Dass da vieles langsamer zugeht als im deutschen Fernsehen und sich dennoch 650 Sendeminuten lang weit über durchschnittlichem Niveaupegel halten kann, hat wohl mit den belgischen Zuständen nach den Polit-, Polizei- und Justizskandalen um den Fall Marc Dutroux zu tun. Allseits war damals, die Produktion datiert aus dem Jahr 2001, Lethargie empfunden worden.
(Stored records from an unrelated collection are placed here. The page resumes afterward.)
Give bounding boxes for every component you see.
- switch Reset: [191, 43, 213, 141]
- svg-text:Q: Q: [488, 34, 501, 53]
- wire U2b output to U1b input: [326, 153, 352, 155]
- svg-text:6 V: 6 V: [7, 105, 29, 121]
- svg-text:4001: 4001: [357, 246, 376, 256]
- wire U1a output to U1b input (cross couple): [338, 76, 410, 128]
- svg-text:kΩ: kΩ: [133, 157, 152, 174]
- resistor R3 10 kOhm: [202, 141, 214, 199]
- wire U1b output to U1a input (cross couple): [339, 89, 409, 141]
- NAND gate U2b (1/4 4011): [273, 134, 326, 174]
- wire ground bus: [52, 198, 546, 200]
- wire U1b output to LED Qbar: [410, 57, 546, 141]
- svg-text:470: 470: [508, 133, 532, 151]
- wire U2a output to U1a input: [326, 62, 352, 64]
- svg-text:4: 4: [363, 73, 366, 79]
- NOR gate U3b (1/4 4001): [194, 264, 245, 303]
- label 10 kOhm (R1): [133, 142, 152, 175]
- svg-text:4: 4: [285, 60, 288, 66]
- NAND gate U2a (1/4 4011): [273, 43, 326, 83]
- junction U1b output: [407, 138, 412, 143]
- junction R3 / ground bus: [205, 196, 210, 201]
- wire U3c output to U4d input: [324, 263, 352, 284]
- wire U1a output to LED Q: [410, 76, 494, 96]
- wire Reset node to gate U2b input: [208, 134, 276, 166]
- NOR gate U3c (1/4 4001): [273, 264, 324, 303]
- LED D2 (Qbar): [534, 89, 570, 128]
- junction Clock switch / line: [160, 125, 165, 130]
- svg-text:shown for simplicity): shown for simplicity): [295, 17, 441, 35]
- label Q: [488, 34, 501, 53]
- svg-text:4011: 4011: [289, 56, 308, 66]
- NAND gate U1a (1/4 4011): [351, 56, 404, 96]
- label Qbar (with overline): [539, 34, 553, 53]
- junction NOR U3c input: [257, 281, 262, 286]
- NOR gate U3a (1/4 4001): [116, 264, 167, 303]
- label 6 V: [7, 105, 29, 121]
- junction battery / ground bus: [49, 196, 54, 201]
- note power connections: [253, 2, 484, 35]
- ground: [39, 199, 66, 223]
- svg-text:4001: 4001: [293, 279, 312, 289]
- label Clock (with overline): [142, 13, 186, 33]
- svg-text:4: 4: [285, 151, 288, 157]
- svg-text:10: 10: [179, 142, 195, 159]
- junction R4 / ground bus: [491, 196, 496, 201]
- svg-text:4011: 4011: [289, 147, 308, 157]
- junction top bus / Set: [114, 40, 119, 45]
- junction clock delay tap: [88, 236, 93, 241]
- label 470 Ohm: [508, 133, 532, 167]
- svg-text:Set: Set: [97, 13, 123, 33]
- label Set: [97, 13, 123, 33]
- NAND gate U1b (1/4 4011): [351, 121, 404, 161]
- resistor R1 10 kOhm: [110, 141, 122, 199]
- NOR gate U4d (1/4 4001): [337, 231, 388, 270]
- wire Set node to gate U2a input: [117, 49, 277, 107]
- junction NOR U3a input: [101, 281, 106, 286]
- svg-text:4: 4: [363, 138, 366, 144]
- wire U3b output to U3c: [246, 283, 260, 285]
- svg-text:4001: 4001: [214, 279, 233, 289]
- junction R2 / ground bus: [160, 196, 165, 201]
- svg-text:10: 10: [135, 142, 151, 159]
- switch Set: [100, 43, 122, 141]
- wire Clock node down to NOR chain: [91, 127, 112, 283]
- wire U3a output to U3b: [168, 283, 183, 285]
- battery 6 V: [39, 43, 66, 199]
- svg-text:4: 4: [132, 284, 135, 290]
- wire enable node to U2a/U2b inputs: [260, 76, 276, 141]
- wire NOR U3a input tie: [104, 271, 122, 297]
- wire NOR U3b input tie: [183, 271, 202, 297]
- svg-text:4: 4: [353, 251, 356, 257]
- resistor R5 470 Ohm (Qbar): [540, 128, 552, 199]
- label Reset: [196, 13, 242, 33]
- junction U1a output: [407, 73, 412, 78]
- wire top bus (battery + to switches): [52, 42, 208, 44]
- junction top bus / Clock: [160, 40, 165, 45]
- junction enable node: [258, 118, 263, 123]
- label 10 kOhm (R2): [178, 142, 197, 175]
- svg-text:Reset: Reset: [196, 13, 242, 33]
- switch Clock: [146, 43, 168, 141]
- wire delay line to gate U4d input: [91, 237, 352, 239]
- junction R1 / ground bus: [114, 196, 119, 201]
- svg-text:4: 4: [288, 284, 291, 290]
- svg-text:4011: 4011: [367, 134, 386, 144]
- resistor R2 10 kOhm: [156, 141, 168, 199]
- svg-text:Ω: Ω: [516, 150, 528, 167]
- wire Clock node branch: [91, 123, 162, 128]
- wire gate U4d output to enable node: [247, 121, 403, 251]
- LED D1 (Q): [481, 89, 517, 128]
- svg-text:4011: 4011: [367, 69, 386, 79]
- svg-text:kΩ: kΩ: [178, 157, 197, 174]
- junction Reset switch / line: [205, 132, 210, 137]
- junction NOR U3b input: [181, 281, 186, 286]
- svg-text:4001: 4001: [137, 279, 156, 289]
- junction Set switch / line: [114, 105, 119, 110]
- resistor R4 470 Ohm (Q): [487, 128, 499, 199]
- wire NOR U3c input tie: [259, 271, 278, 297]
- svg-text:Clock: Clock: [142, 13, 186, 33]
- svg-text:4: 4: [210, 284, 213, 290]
Und mehr als offensichtlich ist das Lippenbekenntnis, das im Nachspann zu lesen ist, dass jede Ähnlichkeit dieser sich in Morde, Selbstmorde, Abtreibungen, Korruption und Kindsmissbrauch steigernden Geschichte mit lebenden Personen oder wahren Begebenheiten rein zufällig sei (Buch: Ward Huselmans).

Da möchte man, nein, da muss man bedauern, dass selbst in diesem eigenständigen Spiegel des Sozialwesens flämischer Provinz, wo noch nicht der Euro, sondern die alte Währung des belgischen Franc kurrent gewesen ist, schon längst die Sentimentalität europäischer Fernsehdramaturgie eingebrochen war, so zum Beispiel mit der crime-and-passion-artigen Musikuntermalung. Die unter der Regie von Marc de Geest und Frank van Mechelen verfilmte Serie ist mit dem internationalen Fernsehpreis Prix Italia ausgezeichnet worden. Ihre Entdeckung für die deutschen Zuschauer ist dem WDR zu verdanken, der die Sendung neben der deutschen Synchron– auch in flämischsprachiger Originalfassung anbietet. Eine Entscheidung von politischer Couleur, aber auch von ästhetischem Reiz, ist so doch das ambitionierte Spiel der Hauptdarstellerin Antje de Boeck auch akustisch zu erfahren.